Numerical analysis for time-dependent advection-diffusion problems with random discontinuous coefficients

Abstract

As an extension to the well-established stationary elliptic partial differential equation (PDE) with random continuous coefficients we study a time-dependent advection-diffusion problem, where the coefficients may have random spatial discontinuities. In a subsurface flow model, the randomness in a parabolic equation may account for insufficient measurements or uncertain material procurement, while the discontinuities could represent transitions in heterogeneous media. Specifically, a scenario with coupled advection and diffusion coefficients that are modeled as sums of continuous random fields and discontinuous jump components are considered.
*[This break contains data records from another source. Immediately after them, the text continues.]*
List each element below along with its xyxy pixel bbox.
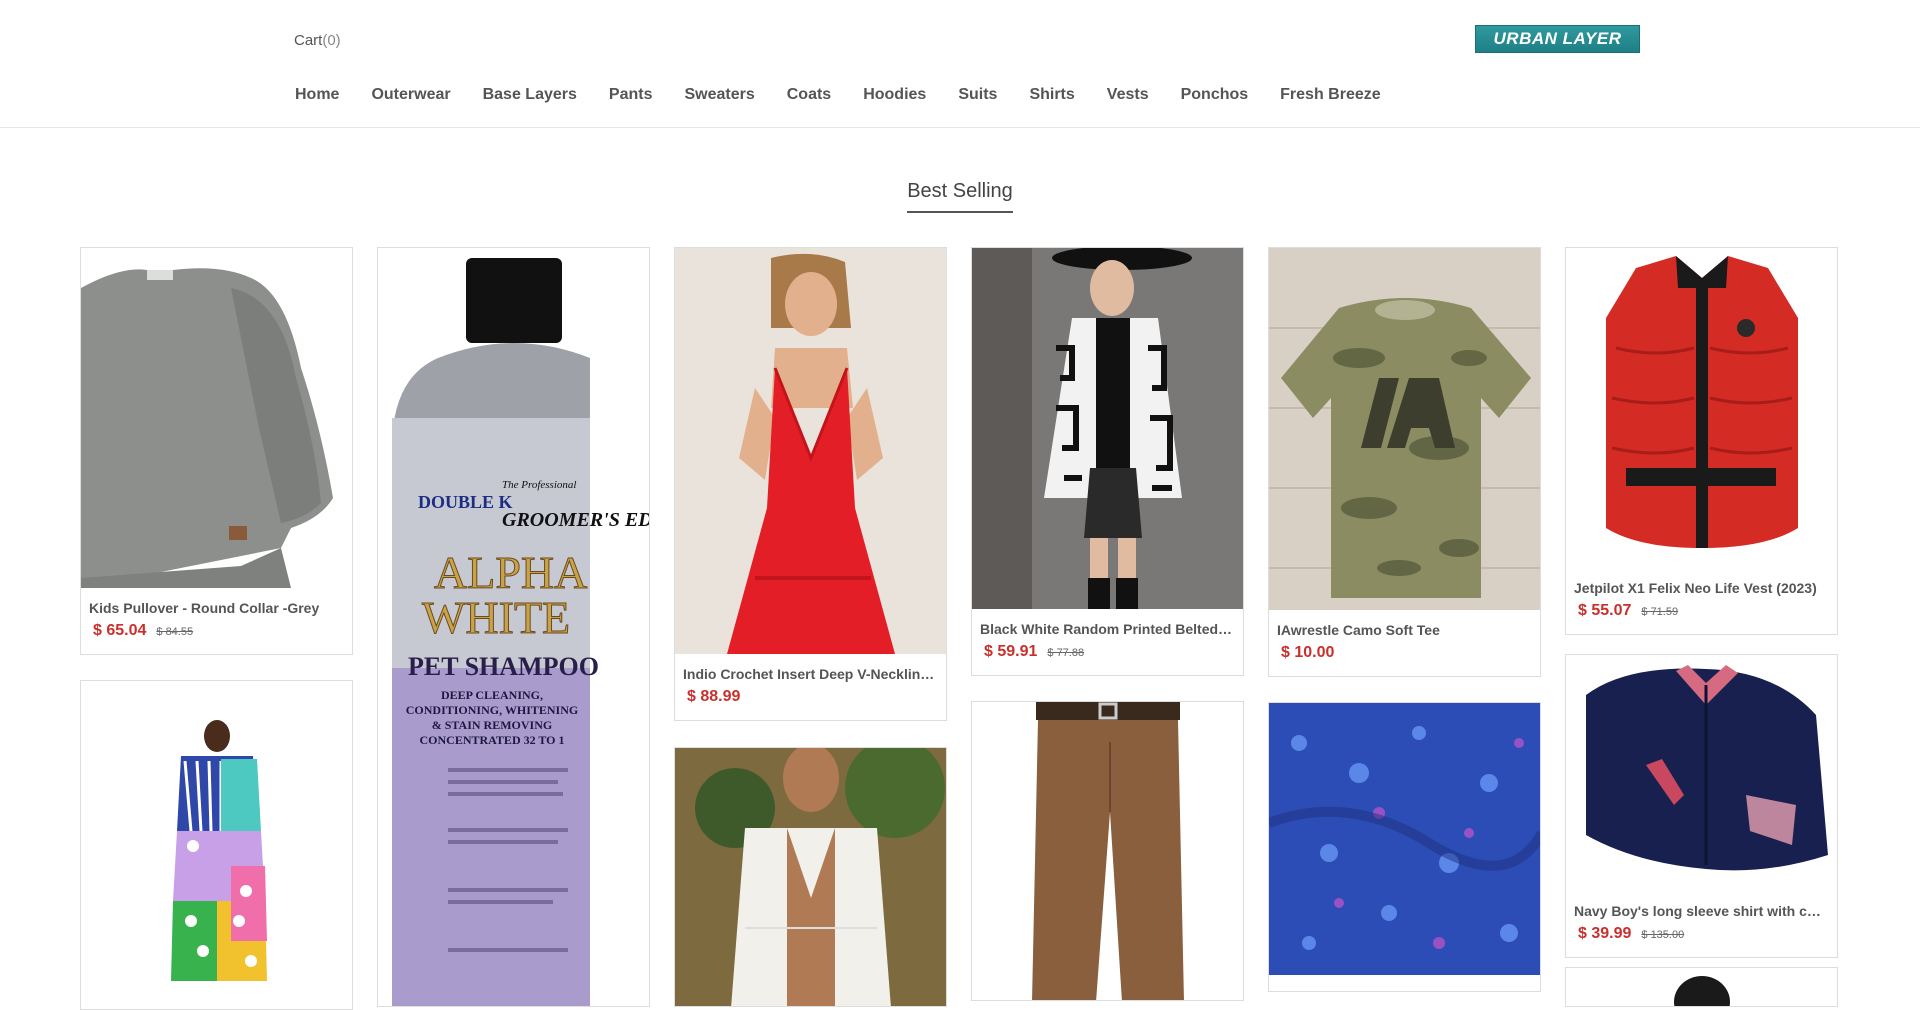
- product-card[interactable]: [1268, 702, 1541, 992]
- product-price: $ 88.99: [687, 688, 741, 705]
- product-old-price: $ 77.88: [1047, 647, 1085, 659]
- product-prices: $ 10.00: [1269, 638, 1540, 676]
- product-image-poncho[interactable]: [81, 681, 352, 1009]
- logo-text: URBAN LAYER: [1493, 29, 1622, 48]
- site-header: Cart(0) URBAN LAYER Home Outerwear Base …: [0, 0, 1920, 128]
- nav-home[interactable]: Home: [279, 84, 355, 106]
- cart-count: (0): [322, 32, 341, 49]
- product-image-printed-coat[interactable]: [972, 248, 1243, 609]
- nav-sweaters[interactable]: Sweaters: [668, 84, 770, 106]
- main-nav: Home Outerwear Base Layers Pants Sweater…: [279, 84, 1397, 106]
- nav-hoodies[interactable]: Hoodies: [847, 84, 942, 106]
- product-prices: $ 65.04 $ 84.55: [81, 616, 352, 654]
- shampoo-line1: The Professional: [502, 479, 576, 491]
- product-price: $ 39.99: [1578, 925, 1632, 942]
- product-image-grey-sweater[interactable]: [81, 248, 352, 588]
- nav-ponchos[interactable]: Ponchos: [1165, 84, 1265, 106]
- product-price: $ 10.00: [1281, 644, 1335, 661]
- product-image-camo-tee[interactable]: [1269, 248, 1540, 610]
- nav-vests[interactable]: Vests: [1091, 84, 1165, 106]
- product-image-red-vest[interactable]: [1566, 248, 1837, 568]
- product-prices: $ 88.99: [675, 682, 946, 720]
- nav-coats[interactable]: Coats: [771, 84, 847, 106]
- section-title: Best Selling: [0, 180, 1920, 213]
- product-image-floral-fabric[interactable]: [1269, 703, 1540, 975]
- product-prices: $ 59.91 $ 77.88: [972, 637, 1243, 675]
- product-card[interactable]: DOUBLE K The Professional GROOMER'S EDGE…: [377, 247, 650, 1007]
- nav-shirts[interactable]: Shirts: [1013, 84, 1090, 106]
- product-name[interactable]: Navy Boy's long sleeve shirt with contra…: [1566, 903, 1837, 919]
- product-old-price: $ 71.59: [1641, 606, 1679, 618]
- product-old-price: $ 84.55: [156, 626, 194, 638]
- cart-link[interactable]: Cart(0): [294, 32, 341, 49]
- product-price: $ 59.91: [984, 643, 1038, 660]
- shampoo-title2: WHITE: [422, 592, 570, 643]
- cart-label: Cart: [294, 32, 323, 49]
- product-price: $ 55.07: [1578, 602, 1632, 619]
- shampoo-brand: DOUBLE K: [418, 492, 513, 512]
- product-card[interactable]: Navy Boy's long sleeve shirt with contra…: [1565, 654, 1838, 958]
- product-image-red-dress[interactable]: [675, 248, 946, 654]
- product-name[interactable]: Jetpilot X1 Felix Neo Life Vest (2023): [1566, 580, 1837, 596]
- shampoo-product: PET SHAMPOO: [408, 652, 599, 681]
- nav-pants[interactable]: Pants: [593, 84, 669, 106]
- nav-fresh-breeze[interactable]: Fresh Breeze: [1264, 84, 1397, 106]
- product-card[interactable]: [80, 680, 353, 1010]
- product-card[interactable]: Black White Random Printed Belted Coat $…: [971, 247, 1244, 676]
- product-image-brown-pants[interactable]: [972, 702, 1243, 1000]
- shampoo-title1: ALPHA: [434, 547, 587, 598]
- product-name[interactable]: Kids Pullover - Round Collar -Grey: [81, 600, 352, 616]
- shampoo-desc: DEEP CLEANING, CONDITIONING, WHITENING &…: [405, 688, 579, 747]
- product-card[interactable]: Indio Crochet Insert Deep V-Neckline Min…: [674, 247, 947, 721]
- store-logo[interactable]: URBAN LAYER: [1475, 25, 1640, 53]
- nav-base-layers[interactable]: Base Layers: [467, 84, 593, 106]
- nav-outerwear[interactable]: Outerwear: [355, 84, 466, 106]
- product-prices: $ 39.99 $ 135.00: [1566, 919, 1837, 957]
- product-name[interactable]: Black White Random Printed Belted Coat: [972, 621, 1243, 637]
- product-name[interactable]: IAwrestle Camo Soft Tee: [1269, 622, 1540, 638]
- product-price: $ 65.04: [93, 622, 147, 639]
- product-card[interactable]: IAwrestle Camo Soft Tee $ 10.00: [1268, 247, 1541, 677]
- product-card[interactable]: Jetpilot X1 Felix Neo Life Vest (2023) $…: [1565, 247, 1838, 635]
- product-prices: $ 55.07 $ 71.59: [1566, 596, 1837, 634]
- product-image-navy-shirt[interactable]: [1566, 655, 1837, 891]
- product-grid: Kids Pullover - Round Collar -Grey $ 65.…: [80, 247, 1841, 1010]
- nav-suits[interactable]: Suits: [942, 84, 1013, 106]
- product-image-partial[interactable]: [1566, 968, 1837, 1006]
- product-card[interactable]: [971, 701, 1244, 1001]
- product-card[interactable]: [674, 747, 947, 1007]
- product-name[interactable]: Indio Crochet Insert Deep V-Neckline Min…: [675, 666, 946, 682]
- product-old-price: $ 135.00: [1641, 929, 1685, 941]
- shampoo-line2: GROOMER'S EDGE: [502, 509, 649, 531]
- product-image-white-shirt[interactable]: [675, 748, 946, 1006]
- product-card[interactable]: [1565, 967, 1838, 1007]
- product-image-shampoo[interactable]: DOUBLE K The Professional GROOMER'S EDGE…: [378, 248, 649, 1006]
- product-card[interactable]: Kids Pullover - Round Collar -Grey $ 65.…: [80, 247, 353, 655]
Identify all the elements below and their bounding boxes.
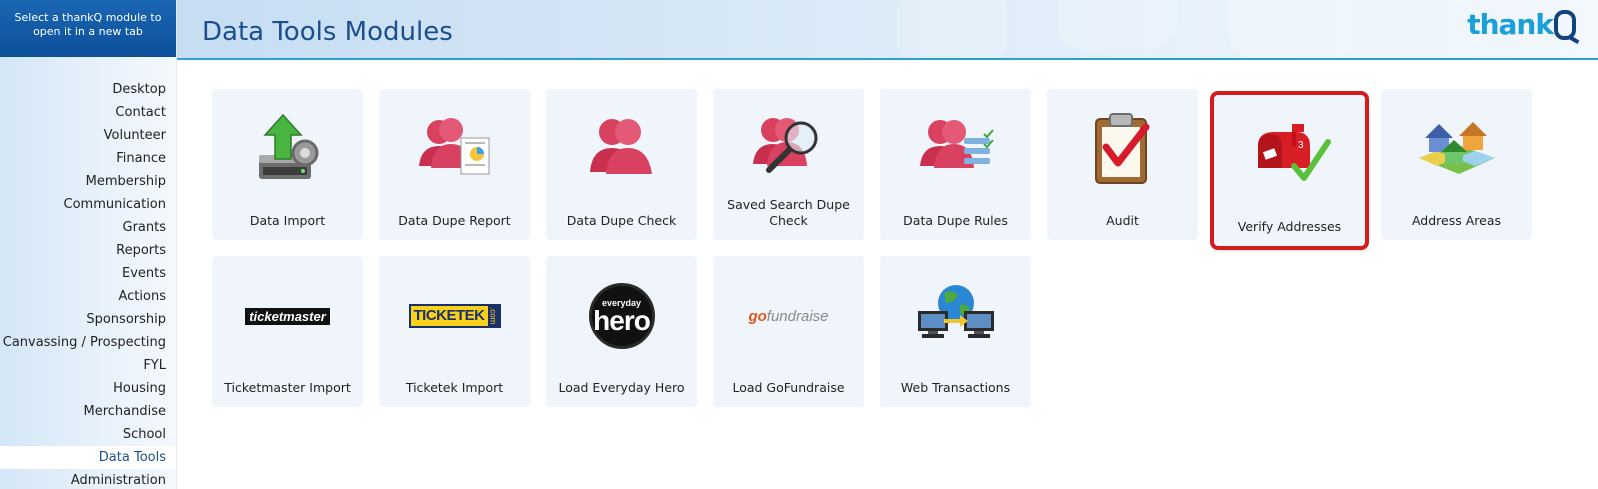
data-dupe-report-icon: [379, 103, 530, 195]
puzzle-decoration: [1227, 0, 1357, 58]
thankq-logo: thank: [1467, 8, 1576, 41]
sidebar-item-administration[interactable]: Administration: [0, 469, 176, 489]
page-header: Data Tools Modules thank: [177, 0, 1598, 60]
logo-q-glyph: [1554, 9, 1576, 40]
page-title: Data Tools Modules: [202, 17, 453, 47]
sidebar: Select a thankQ module to open it in a n…: [0, 0, 177, 489]
module-label: Address Areas: [1411, 213, 1502, 228]
module-label: Load Everyday Hero: [558, 380, 685, 395]
module-label: Verify Addresses: [1237, 219, 1342, 234]
sidebar-item-actions[interactable]: Actions: [0, 285, 176, 308]
sidebar-instructions-line2: open it in a new tab: [33, 25, 143, 38]
ticketek-logo-text: TICKETEK: [413, 307, 486, 325]
module-tile-load-gofundraise[interactable]: gofundraise Load GoFundraise: [713, 256, 864, 407]
sidebar-item-canvassing[interactable]: Canvassing / Prospecting: [0, 331, 176, 354]
module-label: Web Transactions: [900, 380, 1011, 395]
puzzle-decoration: [1057, 0, 1177, 50]
module-tile-saved-search-dupe-check[interactable]: Saved Search Dupe Check: [713, 89, 864, 240]
sidebar-instructions-line1: Select a thankQ module to: [14, 11, 162, 24]
module-tile-ticketmaster-import[interactable]: ticketmaster Ticketmaster Import: [212, 256, 363, 407]
module-label: Data Dupe Rules: [903, 213, 1008, 228]
module-label: Data Dupe Report: [398, 213, 511, 228]
sidebar-item-fyl[interactable]: FYL: [0, 354, 176, 377]
gofundraise-logo-go: go: [748, 307, 767, 325]
sidebar-item-desktop[interactable]: Desktop: [0, 78, 176, 101]
sidebar-item-events[interactable]: Events: [0, 262, 176, 285]
module-tile-address-areas[interactable]: Address Areas: [1381, 89, 1532, 240]
module-label: Audit: [1106, 213, 1139, 228]
sidebar-instructions: Select a thankQ module to open it in a n…: [0, 0, 176, 57]
module-label: Ticketek Import: [405, 380, 504, 395]
module-label: Saved Search Dupe Check: [727, 197, 850, 228]
module-tile-load-everyday-hero[interactable]: everyday hero Load Everyday Hero: [546, 256, 697, 407]
ticketmaster-logo-icon: ticketmaster: [212, 270, 363, 362]
module-tile-data-dupe-rules[interactable]: Data Dupe Rules: [880, 89, 1031, 240]
saved-search-dupe-check-icon: [713, 103, 864, 195]
ticketmaster-logo-text: ticketmaster: [245, 307, 330, 325]
module-tile-web-transactions[interactable]: Web Transactions: [880, 256, 1031, 407]
puzzle-decoration: [897, 0, 1007, 58]
module-label: Data Import: [249, 213, 326, 228]
gofundraise-logo-fundraise: fundraise: [766, 307, 829, 325]
logo-text: thank: [1467, 8, 1554, 41]
module-tile-ticketek-import[interactable]: TICKETEK .com Ticketek Import: [379, 256, 530, 407]
app-window: Select a thankQ module to open it in a n…: [0, 0, 1598, 489]
sidebar-item-contact[interactable]: Contact: [0, 101, 176, 124]
module-nav: Desktop Contact Volunteer Finance Member…: [0, 78, 176, 489]
everyday-hero-logo-icon: everyday hero: [546, 270, 697, 362]
module-label: Load GoFundraise: [732, 380, 845, 395]
module-tile-data-import[interactable]: Data Import: [212, 89, 363, 240]
module-tile-verify-addresses[interactable]: 3 Verify Addresses: [1210, 91, 1369, 250]
sidebar-item-merchandise[interactable]: Merchandise: [0, 400, 176, 423]
module-label: Ticketmaster Import: [224, 380, 351, 395]
data-dupe-rules-icon: [880, 103, 1031, 195]
sidebar-item-school[interactable]: School: [0, 423, 176, 446]
sidebar-item-grants[interactable]: Grants: [0, 216, 176, 239]
sidebar-item-volunteer[interactable]: Volunteer: [0, 124, 176, 147]
sidebar-item-communication[interactable]: Communication: [0, 193, 176, 216]
sidebar-item-reports[interactable]: Reports: [0, 239, 176, 262]
module-tile-audit[interactable]: Audit: [1047, 89, 1198, 240]
mailbox-number: 3: [1298, 140, 1304, 151]
module-tile-data-dupe-check[interactable]: Data Dupe Check: [546, 89, 697, 240]
sidebar-item-finance[interactable]: Finance: [0, 147, 176, 170]
houses-map-icon: [1381, 103, 1532, 195]
sidebar-item-data-tools[interactable]: Data Tools: [0, 446, 176, 469]
mailbox-check-icon: 3: [1214, 109, 1365, 201]
audit-clipboard-icon: [1047, 103, 1198, 195]
sidebar-item-membership[interactable]: Membership: [0, 170, 176, 193]
ticketek-logo-suffix: .com: [487, 306, 499, 326]
data-dupe-check-icon: [546, 103, 697, 195]
web-transactions-icon: [880, 270, 1031, 362]
sidebar-item-sponsorship[interactable]: Sponsorship: [0, 308, 176, 331]
everyday-hero-logo-main: hero: [593, 305, 651, 336]
sidebar-item-housing[interactable]: Housing: [0, 377, 176, 400]
ticketek-logo-icon: TICKETEK .com: [379, 270, 530, 362]
data-import-icon: [212, 103, 363, 195]
module-label: Data Dupe Check: [566, 213, 677, 228]
gofundraise-logo-icon: gofundraise: [713, 270, 864, 362]
module-tile-data-dupe-report[interactable]: Data Dupe Report: [379, 89, 530, 240]
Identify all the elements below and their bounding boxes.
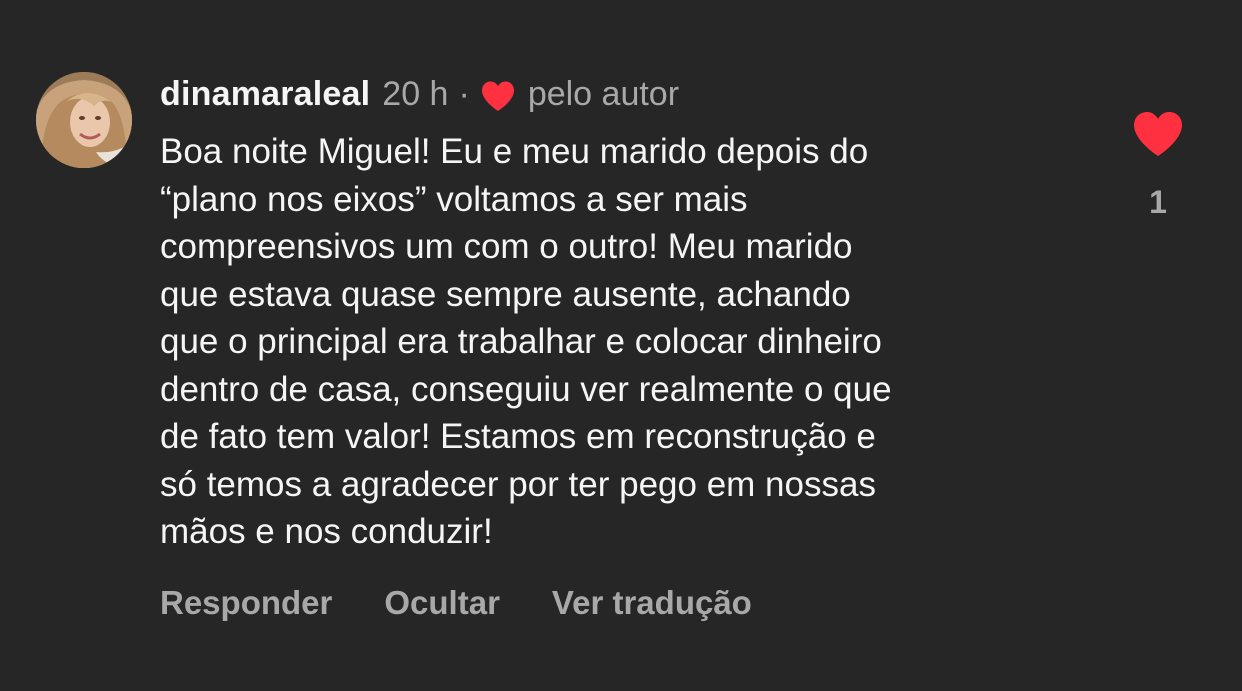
comment-text-line: “plano nos eixos” voltamos a ser mais [160, 179, 748, 219]
comment-text-line: que estava quase sempre ausente, achando [160, 274, 851, 314]
avatar[interactable] [36, 72, 132, 168]
comment-header: dinamaraleal 20 h · pelo autor [160, 72, 679, 116]
timestamp: 20 h [382, 74, 449, 113]
comment-text-line: que o principal era trabalhar e colocar … [160, 322, 882, 361]
username[interactable]: dinamaraleal [160, 75, 370, 114]
reply-button[interactable]: Responder [160, 584, 332, 622]
comment-text-line: Boa noite Miguel! Eu e meu marido depois… [160, 132, 869, 171]
separator: · [458, 74, 470, 113]
liked-by-author-label: pelo autor [527, 74, 680, 113]
comment: dinamaraleal 20 h · pelo autor Boa noite… [0, 0, 1242, 691]
hide-button[interactable]: Ocultar [384, 584, 500, 622]
comment-text-line: compreensivos um com o outro! Meu marido [160, 227, 853, 266]
comment-text-line: dentro de casa, conseguiu ver realmente … [160, 369, 892, 409]
comment-text: Boa noite Miguel! Eu e meu marido depois… [160, 128, 1100, 556]
comment-text-line: mãos e nos conduzir! [160, 512, 493, 551]
heart-icon [480, 80, 516, 112]
comment-text-line: só temos a agradecer por ter pego em nos… [160, 464, 876, 504]
comment-text-line: de fato tem valor! Estamos em reconstruç… [160, 417, 876, 456]
comment-actions: Responder Ocultar Ver tradução [160, 584, 804, 622]
heart-icon [1134, 112, 1182, 156]
like-count: 1 [1149, 184, 1167, 220]
like-button[interactable] [1132, 110, 1184, 158]
translate-button[interactable]: Ver tradução [552, 584, 752, 622]
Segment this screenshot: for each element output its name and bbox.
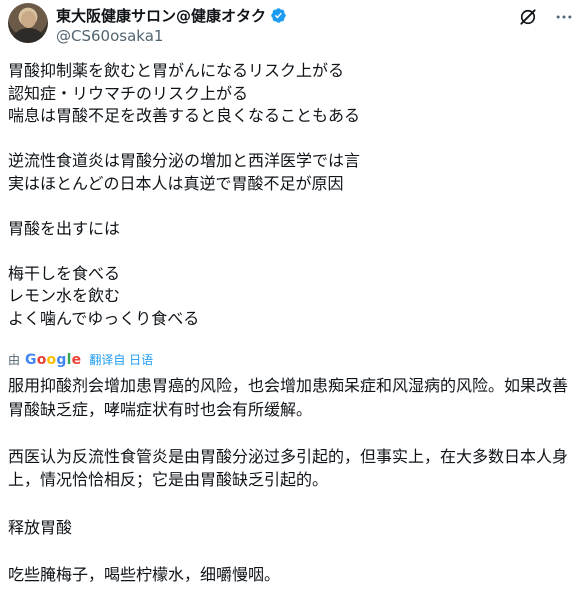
grok-icon-graphic: [520, 9, 536, 25]
google-logo: Google: [25, 352, 81, 368]
author-display-name[interactable]: 東大阪健康サロン@健康オタク: [56, 5, 266, 26]
google-letter: g: [56, 351, 67, 368]
google-letter: G: [25, 351, 37, 368]
more-icon-graphic: [556, 15, 572, 19]
tweet-original-text: 胃酸抑制薬を飲むと胃がんになるリスク上がる 認知症・リウマチのリスク上がる 喘息…: [8, 61, 361, 328]
top-actions: [517, 6, 575, 28]
avatar-body-shape: [14, 28, 43, 43]
verified-badge-icon: [271, 8, 286, 23]
author-name-row[interactable]: 東大阪健康サロン@健康オタク: [56, 5, 287, 26]
google-letter: e: [71, 351, 82, 368]
grok-icon[interactable]: [517, 6, 539, 28]
translated-by-label: 由: [8, 353, 21, 367]
avatar[interactable]: [8, 3, 48, 43]
translation-attribution: 由 Google 翻译自 日语: [8, 351, 153, 368]
tweet-translated-text: 服用抑酸剂会增加患胃癌的风险，也会增加患痴呆症和风湿病的风险。如果改善胃酸缺乏症…: [8, 376, 569, 584]
more-icon[interactable]: [553, 6, 575, 28]
translated-from-link[interactable]: 翻译自 日语: [89, 351, 153, 368]
google-letter: o: [46, 351, 57, 368]
author-handle[interactable]: @CS60osaka1: [56, 27, 163, 45]
avatar-face-shape: [21, 11, 36, 28]
google-letter: o: [36, 351, 47, 368]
The respective coefficient functions allow a very flexible modeling, however, they also complicate the analysis and numerical approximation of the corresponding random parabolic PDE. We show that the model problem is indeed well-posed under mild assumptions and show measurability of the pathwise solution. For the numerical approximation we employ a sample-adapted, pathwise discretization scheme based on a finite element approach. This semi-discrete method accounts for the discontinuities in each sample, but leads to stochastic, finite-dimensional approximation spaces. We ensure measurability of the semi-discrete solution, which in turn enables us to derive moments bounds on the mean-squared approximation error. By coupling this semi-discrete approach with suitable coefficient approximation and a stable time stepping, we obtain a fully discrete algorithm to solve the random parabolic PDE. We provide an overall error bound for this scheme and illustrate our results with several numerical experiments.